Merci de le remarquer, c’est vrai que c’est un sujet important pour moi. Je discutais des textes récemment avec une amie et je me suis rendu compte que l’album parlait aussi beaucoup de « ma » place dans le monde, et quelque part c’est en lien avec la connexion qu’on essaie d’établir avec autrui. Toutes mes chansons posent d’une façon ou d’une autre la même question : " Je suis où, je suis quoi dans tout ça ? " Je pense qu’on partage largement ce sentiment d’avoir du mal à se situer. Il faut exister çà et là en public et en privé, il faut avoir une vitrine numérique de soi et il faut même avoir forcément un avis sur tout. Je revendique totalement le fait d’être perdu, de ne pas savoir et d’interroger ces injonctions. Quand on est artiste, c’est même pire à certains niveaux, et ça brouille le rapport avec l’Autre. Un jour tu es un grand créatif, le lendemain tu dois faire ta pub en suivant la dernière « trend » en date sur les réseaux. C’est une angoisse d’être déconnecté des gens, qui se sent dans mes textes. Il y a aussi quelques histoires sentimentales malheureuses que j’exorcise dans ce disque. La rupture, c’est le mode le plus brutal de déconnexion entre deux personnes et aussi avec soi-même. Le remède que j’ai trouvé pour le moment, c’est de nouer un contact plus direct avec ceux et celles qui me suivent, et ma dernière campagne Ulule pour aider à financer l’album a été déterminante. J’ai appris à mieux connaître mon public, j’ai développé un système de cartes postales pour avoir un lien plus privilégié avec chacune et chacun, je me suis fait mon petit monde, en somme, et je pense que je suis plus heureux comme ça qu’en dialoguant avec un public anonyme et lointain.

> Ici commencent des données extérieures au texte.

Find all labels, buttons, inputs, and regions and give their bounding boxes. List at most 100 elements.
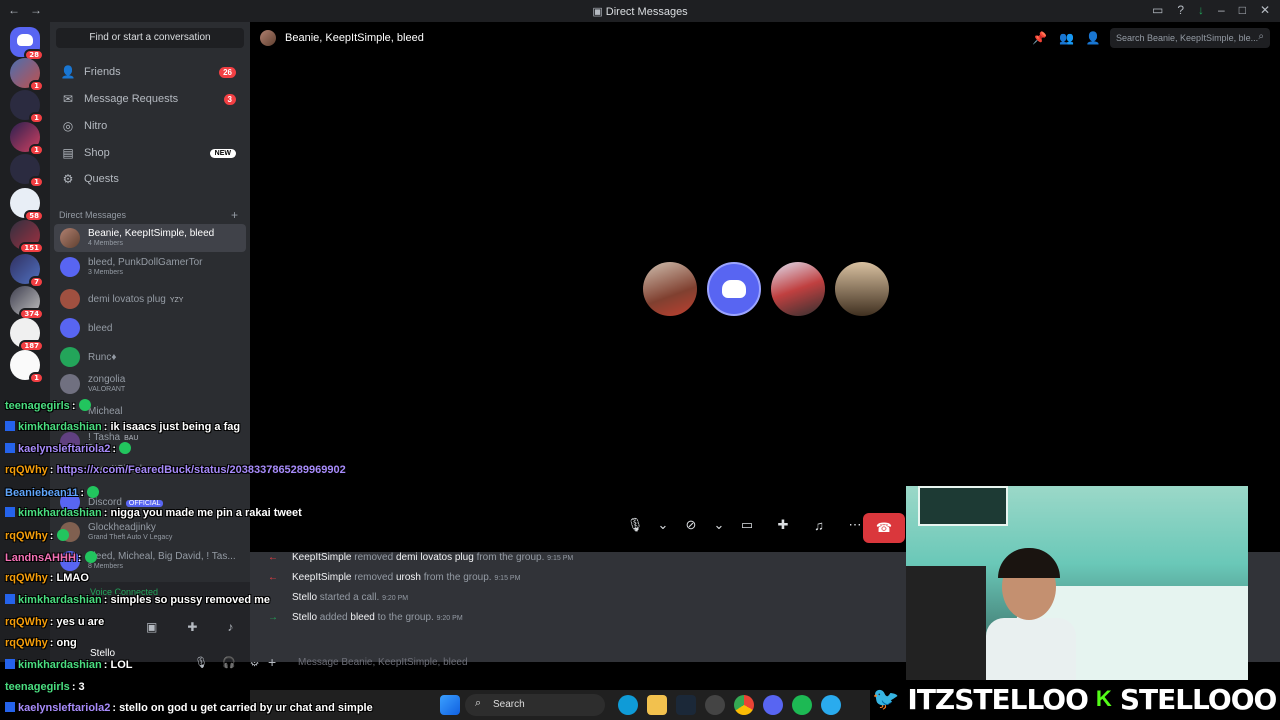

Tu signes cet opus avec le soutien du label indépendant Tadam Records. Qu'est ce que ça représente pour toi d'avoir un label comme celui-là à tes côtés ?
C’est un label associatif qu’on a monté avec Yann, et qui trouve petit à petit sa marque de fabrique après plusieurs essais d’en faire une plaque tournante d’émergence. On a finalement gardé le plus important de tout ça : créer un espace de conseil et de développement pour les projets musicaux, en comité plus réduit mais ouvert et inclusif. Il y a par exemple la chanteuse Lucie Folch qui, en plus d’être une artiste du label, communique beaucoup autour du statut de " créatif " et propose de réfléchir à nos parcours dans le monde indépendant et aux moyens de l’améliorer. Donc pour moi l’intérêt principal est dans le fait d’être dans un collectif qui véhicule des valeurs paritaires et écologiquement conscientes et qui remet en question ce drôle de système dans lequel on est embarqués.